By Neil Jerome Morales
MANILA (Reuters) – The ousted board of the Philippines’ biggest casino said on Monday it is suing Japanese tycoon Kazuo Okada and his partners, accusing them of coercion and other misconduct in what it said was a “violent and illegal” seizure of the gambling resort last week.
In a dramatic turn of events in a long-running dispute over control of Tiger Resort, Leisure & Entertainment which is owned by Japan’s Universal Entertainment Corp, Okada’s camp took physical control of the $3.3 billion casino known as Okada Manila on May 31 with the help of private security guards and local police.
The move came after the Philippines’ Supreme Court in April issued a “status quo ante order”, reinstating Okada, who had been ousted in 2017, as CEO of the casino. That followed a decision by the country’s Court of Appeals in January to dismiss an embezzlement charge against Okada and an associate.
The deposed board of Tiger Resorts appealed the Supreme Court’s decision in April and its legal counsel said on Monday that there was nothing in the court’s decision that authorised Okada’s camp to seize physical control or to create a new board. It is also seeking clarification from the Supreme Court about its order.
Okada’s group used “brute force and intimidation” in taking over the property on May 31, Michiaki Satate, co-vice chairman of the ousted Tiger Resort board, told a news conference.
“At this moment, it is an illegitimate board and set of officers who are running the business,” Satate said, adding that the casino operator’s parent company would not honour any business dealings conducted by the new board.

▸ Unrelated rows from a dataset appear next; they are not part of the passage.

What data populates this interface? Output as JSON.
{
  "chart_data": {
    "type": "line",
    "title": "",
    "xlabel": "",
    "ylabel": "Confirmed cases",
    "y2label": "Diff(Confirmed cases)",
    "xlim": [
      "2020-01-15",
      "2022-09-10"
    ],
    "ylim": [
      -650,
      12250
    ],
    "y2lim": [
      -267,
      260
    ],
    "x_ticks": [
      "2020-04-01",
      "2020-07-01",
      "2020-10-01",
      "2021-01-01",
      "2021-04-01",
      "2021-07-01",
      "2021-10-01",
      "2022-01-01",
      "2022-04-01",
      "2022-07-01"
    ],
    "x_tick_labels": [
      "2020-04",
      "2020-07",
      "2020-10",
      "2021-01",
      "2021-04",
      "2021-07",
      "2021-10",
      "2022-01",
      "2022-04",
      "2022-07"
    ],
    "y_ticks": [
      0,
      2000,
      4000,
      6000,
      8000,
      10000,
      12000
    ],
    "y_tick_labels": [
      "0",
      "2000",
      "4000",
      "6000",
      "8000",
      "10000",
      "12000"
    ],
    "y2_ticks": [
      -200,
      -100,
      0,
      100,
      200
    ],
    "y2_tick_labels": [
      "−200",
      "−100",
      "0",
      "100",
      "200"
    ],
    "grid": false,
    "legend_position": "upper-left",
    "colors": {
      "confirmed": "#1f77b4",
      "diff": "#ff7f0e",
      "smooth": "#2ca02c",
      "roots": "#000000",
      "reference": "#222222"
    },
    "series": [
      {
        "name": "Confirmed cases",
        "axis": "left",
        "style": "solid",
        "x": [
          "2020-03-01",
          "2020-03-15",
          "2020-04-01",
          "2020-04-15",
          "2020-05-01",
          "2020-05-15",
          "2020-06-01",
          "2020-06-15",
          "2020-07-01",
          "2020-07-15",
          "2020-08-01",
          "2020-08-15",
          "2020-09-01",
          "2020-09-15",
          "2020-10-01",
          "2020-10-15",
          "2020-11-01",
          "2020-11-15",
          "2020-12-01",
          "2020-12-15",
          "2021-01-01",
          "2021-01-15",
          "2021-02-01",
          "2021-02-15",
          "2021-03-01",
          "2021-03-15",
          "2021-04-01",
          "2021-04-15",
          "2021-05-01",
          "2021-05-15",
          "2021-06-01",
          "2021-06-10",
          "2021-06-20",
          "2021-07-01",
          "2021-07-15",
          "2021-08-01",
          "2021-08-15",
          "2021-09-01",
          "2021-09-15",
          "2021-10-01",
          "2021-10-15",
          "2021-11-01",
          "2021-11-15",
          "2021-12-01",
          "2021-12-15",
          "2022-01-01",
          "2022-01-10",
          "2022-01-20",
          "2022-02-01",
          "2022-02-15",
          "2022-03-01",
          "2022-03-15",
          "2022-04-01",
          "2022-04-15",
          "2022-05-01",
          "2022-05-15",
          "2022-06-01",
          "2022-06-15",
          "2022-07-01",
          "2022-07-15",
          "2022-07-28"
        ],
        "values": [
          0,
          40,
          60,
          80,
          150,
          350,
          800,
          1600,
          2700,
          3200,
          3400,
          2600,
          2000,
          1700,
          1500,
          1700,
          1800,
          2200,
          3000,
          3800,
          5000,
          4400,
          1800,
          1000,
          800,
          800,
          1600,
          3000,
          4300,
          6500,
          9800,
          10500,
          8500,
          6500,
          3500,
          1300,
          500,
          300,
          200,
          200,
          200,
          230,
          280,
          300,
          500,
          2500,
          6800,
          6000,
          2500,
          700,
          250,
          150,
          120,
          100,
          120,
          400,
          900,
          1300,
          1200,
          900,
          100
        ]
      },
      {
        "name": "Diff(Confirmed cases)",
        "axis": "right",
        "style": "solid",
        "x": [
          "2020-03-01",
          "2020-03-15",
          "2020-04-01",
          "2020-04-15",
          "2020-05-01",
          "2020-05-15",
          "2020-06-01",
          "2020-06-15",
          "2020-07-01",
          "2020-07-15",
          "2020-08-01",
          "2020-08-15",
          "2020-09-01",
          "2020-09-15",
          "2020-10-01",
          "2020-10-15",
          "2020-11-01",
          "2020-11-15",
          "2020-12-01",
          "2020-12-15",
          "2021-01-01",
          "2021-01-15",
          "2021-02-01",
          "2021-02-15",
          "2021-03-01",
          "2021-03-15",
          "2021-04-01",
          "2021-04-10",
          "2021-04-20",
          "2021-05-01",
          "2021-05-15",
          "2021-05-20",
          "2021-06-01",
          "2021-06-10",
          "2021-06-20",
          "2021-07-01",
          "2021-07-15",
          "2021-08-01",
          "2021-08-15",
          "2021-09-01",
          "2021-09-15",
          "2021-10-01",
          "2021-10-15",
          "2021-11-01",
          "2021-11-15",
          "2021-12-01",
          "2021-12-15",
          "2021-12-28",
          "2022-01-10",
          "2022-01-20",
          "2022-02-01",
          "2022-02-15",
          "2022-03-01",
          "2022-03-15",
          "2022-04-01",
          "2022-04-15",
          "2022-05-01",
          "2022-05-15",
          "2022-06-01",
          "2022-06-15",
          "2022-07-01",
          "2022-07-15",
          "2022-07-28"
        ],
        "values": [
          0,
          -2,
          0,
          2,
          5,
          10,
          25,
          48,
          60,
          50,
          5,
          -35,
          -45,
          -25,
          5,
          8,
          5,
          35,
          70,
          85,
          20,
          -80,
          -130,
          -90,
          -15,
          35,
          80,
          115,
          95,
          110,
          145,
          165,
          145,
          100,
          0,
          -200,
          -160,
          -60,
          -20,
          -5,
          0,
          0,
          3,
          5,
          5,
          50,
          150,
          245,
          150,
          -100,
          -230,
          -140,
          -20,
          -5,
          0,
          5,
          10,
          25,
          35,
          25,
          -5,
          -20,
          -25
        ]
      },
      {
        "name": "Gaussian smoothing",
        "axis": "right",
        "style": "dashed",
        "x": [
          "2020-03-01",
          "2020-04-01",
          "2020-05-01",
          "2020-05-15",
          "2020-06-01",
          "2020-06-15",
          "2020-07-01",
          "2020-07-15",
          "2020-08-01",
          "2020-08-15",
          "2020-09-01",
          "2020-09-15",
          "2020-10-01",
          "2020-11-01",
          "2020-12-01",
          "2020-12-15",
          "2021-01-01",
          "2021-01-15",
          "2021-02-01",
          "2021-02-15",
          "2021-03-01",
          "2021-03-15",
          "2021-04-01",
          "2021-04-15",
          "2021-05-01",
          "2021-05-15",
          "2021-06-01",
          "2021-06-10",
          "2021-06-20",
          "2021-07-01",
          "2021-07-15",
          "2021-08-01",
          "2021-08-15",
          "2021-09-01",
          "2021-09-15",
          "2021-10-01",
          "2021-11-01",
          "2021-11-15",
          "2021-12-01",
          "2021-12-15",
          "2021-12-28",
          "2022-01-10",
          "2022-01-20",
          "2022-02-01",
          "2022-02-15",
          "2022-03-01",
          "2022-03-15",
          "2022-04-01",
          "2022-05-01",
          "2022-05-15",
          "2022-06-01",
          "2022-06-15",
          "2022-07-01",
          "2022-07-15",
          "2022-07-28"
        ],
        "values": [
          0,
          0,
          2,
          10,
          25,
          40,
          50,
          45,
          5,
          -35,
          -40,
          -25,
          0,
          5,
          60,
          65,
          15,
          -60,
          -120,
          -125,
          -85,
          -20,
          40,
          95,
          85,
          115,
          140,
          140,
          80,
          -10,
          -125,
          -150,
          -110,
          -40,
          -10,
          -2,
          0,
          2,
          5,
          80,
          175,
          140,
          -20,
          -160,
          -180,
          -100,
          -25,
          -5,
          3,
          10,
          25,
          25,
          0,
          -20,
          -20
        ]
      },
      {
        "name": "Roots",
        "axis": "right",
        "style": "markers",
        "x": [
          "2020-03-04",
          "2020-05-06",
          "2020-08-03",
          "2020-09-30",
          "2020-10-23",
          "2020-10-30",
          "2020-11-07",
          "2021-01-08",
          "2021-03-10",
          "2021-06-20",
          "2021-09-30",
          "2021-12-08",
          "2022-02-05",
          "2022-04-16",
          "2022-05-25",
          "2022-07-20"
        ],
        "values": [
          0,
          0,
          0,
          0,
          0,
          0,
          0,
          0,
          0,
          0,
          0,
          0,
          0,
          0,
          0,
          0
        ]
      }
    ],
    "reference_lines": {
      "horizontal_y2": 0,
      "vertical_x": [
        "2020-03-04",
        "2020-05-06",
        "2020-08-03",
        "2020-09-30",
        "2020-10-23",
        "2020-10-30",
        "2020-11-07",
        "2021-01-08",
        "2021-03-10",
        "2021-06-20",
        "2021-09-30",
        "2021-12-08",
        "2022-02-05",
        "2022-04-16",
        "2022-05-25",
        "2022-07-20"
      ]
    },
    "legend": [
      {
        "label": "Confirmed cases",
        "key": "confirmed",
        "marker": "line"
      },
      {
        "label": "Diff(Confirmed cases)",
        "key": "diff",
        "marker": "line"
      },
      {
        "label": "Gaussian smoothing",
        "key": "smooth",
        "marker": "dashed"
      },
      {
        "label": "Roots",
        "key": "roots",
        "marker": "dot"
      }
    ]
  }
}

Universal, which has seen its shares slide 10% since the takeover, has also called the seizure of the casino an “illegal occupation.”
The lawsuit names as defendants Okada, who was not physically present during the takeover, as well his partners Antonio Cojuangco and Dindo Espeleta and the private security guard company they employed.
They are accused of forcibly removing Universal director Hajime Tokuda from the casino premises and taking him to an area near his home in what the ousted board has called a kidnapping. They are also accused of harming other company officers in grievances that range from “grave coercion” and “unjust vexation”.
Okada, currently in Japan, on Monday remotely addressed the casino’s management in a town hall meeting, committing to the success of the property and greater interaction with the new board.
All charges against Okada and his group “are pure fabrication and have no legal basis whatsoever,” Vincent Lim, spokesperson for Okada Manila’s current management, told Reuters in a statement.
No violent incident occurred during the takeover and further decisions by the Supreme Court could prompt the competing group to stop their accusations, Lim said.
Officials from the Philippine gaming regulator were present at the takeover to monitor the event. The regulator said, however, it wanted to emphasise its neutrality in the dispute as the matter is still before the court.
Okada was also ousted from Universal’s board in 2017, with directors accusing him of misappropriating $20 million in funds, which he has denied.
The 44-hectare (108-acre) Okada Manila started operations late in 2016.
With 993 suites and villas, 500 table games and 3,000 electronic gaming machines, it is the biggest of four multi-billion dollar casino-resorts operating in the capital of the Philippines, which has one of Asia’s most freewheeling gaming industries.